An Engine of Efficiency: BMW Group’s CI/CD Modernization Journey with AWS

This post is co-written with Hrvoje Lukavski from BMW Group, João Gonçalves and Jonas França from CTW.

BMW Connected Company, a division within BMW Group, develops and operates premium digital services for BMW Group’s connected vehicle fleet of over 24.5 million vehicles worldwide. Critical Techworks (CTW), established in September 2018, emerged from a partnership between BMW Group and Critical Group. CTW focuses exclusively on developing software for BMW Group’s future connected vehicle fleet and IT ecosystem, operating from offices in Braga, Lisbon, and Porto, Portugal.

In 2020, BMW Connected Company made a strategic decision to migrate its entire CI/CD infrastructure from on-premises to the AWS cloud with the goal of improving the availability, reliability, performance, and cost efficiency of its development toolchain.
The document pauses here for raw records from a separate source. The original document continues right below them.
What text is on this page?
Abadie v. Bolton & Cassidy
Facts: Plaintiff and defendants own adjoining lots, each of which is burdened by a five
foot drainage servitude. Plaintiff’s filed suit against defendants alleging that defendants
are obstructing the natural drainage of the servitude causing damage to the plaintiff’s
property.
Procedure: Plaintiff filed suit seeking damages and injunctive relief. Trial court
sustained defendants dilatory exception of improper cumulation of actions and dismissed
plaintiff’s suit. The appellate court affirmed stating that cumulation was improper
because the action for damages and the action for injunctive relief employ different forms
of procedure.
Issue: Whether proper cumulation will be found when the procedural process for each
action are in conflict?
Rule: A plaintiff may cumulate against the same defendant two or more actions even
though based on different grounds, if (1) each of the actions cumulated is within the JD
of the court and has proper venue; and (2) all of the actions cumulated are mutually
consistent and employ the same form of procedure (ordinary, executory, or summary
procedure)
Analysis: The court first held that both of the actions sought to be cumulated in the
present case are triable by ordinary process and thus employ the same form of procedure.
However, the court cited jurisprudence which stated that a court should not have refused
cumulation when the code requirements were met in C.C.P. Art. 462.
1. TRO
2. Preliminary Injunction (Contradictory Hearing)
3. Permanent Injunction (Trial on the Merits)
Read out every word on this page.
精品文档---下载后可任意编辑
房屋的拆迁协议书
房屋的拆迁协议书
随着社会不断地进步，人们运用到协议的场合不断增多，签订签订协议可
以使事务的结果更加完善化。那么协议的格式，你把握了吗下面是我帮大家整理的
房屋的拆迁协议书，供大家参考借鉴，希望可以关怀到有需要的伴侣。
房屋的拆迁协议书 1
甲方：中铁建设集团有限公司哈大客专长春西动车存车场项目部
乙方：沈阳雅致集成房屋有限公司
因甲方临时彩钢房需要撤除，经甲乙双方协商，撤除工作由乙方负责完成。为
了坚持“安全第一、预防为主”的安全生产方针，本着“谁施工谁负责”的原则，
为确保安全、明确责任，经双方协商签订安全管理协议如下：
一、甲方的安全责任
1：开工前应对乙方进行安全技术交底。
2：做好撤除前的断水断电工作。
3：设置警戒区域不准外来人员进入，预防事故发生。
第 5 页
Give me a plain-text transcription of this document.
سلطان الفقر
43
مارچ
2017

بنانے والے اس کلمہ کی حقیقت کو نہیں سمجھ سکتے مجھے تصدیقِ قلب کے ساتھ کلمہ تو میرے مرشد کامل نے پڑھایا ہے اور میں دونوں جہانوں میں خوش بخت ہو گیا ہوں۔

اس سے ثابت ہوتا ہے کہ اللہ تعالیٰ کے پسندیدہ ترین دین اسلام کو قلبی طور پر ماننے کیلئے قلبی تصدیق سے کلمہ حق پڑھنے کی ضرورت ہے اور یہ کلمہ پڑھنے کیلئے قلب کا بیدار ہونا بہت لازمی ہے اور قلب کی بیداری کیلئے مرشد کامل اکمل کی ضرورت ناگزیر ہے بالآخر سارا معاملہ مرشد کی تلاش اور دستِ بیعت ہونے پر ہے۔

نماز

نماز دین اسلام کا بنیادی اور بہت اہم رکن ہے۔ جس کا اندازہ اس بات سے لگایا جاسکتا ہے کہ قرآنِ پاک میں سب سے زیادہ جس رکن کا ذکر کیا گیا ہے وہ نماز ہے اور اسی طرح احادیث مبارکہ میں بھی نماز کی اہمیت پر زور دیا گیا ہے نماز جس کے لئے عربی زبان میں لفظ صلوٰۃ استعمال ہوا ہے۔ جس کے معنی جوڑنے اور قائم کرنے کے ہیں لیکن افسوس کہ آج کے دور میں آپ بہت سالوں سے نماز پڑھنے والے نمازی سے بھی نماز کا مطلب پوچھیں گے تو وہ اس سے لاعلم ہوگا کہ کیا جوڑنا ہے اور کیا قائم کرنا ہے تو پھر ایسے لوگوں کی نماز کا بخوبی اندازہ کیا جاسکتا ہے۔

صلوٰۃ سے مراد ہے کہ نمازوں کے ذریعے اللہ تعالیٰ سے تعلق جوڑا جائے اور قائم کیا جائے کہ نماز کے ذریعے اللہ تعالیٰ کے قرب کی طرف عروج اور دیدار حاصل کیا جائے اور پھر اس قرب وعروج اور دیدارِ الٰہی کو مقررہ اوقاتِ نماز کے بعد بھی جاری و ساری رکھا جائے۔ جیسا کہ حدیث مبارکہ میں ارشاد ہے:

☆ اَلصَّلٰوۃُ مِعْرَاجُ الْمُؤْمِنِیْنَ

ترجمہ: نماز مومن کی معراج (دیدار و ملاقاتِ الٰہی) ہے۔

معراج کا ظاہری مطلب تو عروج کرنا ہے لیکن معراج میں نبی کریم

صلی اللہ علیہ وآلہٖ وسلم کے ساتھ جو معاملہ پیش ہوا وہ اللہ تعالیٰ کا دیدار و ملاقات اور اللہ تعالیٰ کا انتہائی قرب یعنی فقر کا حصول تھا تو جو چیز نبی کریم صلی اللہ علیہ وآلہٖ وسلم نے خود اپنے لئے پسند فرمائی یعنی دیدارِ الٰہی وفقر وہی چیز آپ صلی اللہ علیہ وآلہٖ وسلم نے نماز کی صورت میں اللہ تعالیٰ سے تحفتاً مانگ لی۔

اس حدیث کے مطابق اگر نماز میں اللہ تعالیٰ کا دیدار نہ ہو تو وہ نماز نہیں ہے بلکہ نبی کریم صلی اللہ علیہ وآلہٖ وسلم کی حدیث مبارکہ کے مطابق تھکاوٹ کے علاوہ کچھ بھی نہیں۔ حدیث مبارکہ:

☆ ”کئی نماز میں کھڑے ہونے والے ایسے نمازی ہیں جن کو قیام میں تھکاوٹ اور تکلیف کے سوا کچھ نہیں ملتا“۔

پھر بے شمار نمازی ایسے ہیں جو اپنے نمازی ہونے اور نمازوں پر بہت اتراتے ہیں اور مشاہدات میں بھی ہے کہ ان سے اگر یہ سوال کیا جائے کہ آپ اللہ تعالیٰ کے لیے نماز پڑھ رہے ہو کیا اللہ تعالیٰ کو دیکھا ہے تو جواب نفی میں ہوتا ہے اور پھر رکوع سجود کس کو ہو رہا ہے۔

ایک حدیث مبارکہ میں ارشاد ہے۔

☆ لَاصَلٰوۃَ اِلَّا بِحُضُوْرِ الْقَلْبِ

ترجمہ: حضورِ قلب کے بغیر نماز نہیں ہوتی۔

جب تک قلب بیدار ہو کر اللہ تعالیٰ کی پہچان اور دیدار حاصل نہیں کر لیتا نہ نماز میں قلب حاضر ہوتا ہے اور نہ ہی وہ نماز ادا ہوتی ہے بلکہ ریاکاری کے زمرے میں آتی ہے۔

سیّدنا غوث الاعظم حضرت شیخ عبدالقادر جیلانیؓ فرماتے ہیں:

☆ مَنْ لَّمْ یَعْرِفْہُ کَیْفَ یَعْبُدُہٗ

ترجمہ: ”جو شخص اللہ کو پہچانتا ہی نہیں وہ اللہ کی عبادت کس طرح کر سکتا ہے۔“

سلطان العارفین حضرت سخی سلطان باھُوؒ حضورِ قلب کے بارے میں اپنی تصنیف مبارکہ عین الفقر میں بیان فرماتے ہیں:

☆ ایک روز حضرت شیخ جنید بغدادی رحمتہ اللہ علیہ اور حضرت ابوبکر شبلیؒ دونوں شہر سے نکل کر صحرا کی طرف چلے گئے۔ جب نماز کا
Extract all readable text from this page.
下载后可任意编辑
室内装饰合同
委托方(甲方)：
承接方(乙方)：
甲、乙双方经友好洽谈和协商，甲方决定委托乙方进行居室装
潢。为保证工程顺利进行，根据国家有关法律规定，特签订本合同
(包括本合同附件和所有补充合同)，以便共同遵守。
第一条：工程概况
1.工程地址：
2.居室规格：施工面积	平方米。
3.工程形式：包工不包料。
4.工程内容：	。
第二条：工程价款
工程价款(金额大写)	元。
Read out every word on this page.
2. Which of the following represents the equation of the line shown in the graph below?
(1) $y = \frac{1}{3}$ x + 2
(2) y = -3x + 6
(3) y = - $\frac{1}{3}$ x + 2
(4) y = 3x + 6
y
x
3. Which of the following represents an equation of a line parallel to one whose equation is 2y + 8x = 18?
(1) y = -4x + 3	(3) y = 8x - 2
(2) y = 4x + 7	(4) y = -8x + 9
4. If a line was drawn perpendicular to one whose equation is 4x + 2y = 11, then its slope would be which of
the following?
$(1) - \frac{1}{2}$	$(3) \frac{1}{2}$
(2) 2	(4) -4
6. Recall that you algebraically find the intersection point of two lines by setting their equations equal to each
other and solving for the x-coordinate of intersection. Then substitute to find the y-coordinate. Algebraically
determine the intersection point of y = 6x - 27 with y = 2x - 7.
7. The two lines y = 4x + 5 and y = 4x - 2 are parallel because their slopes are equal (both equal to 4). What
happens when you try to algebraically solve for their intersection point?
Today, their Cloud Developer Platform (CDP), internally known as Orbit Spaceship, facilitates over 130,000 builds and deployments daily, supporting over 1,300 microservices across hundreds of AWS accounts spanning multiple regions worldwide. The platform provides 50 reusable building blocks for CI/CD pipelines to over 3,000 developers, enabling seamless integration, simplified maintenance, and flexibility to incorporate new features easily.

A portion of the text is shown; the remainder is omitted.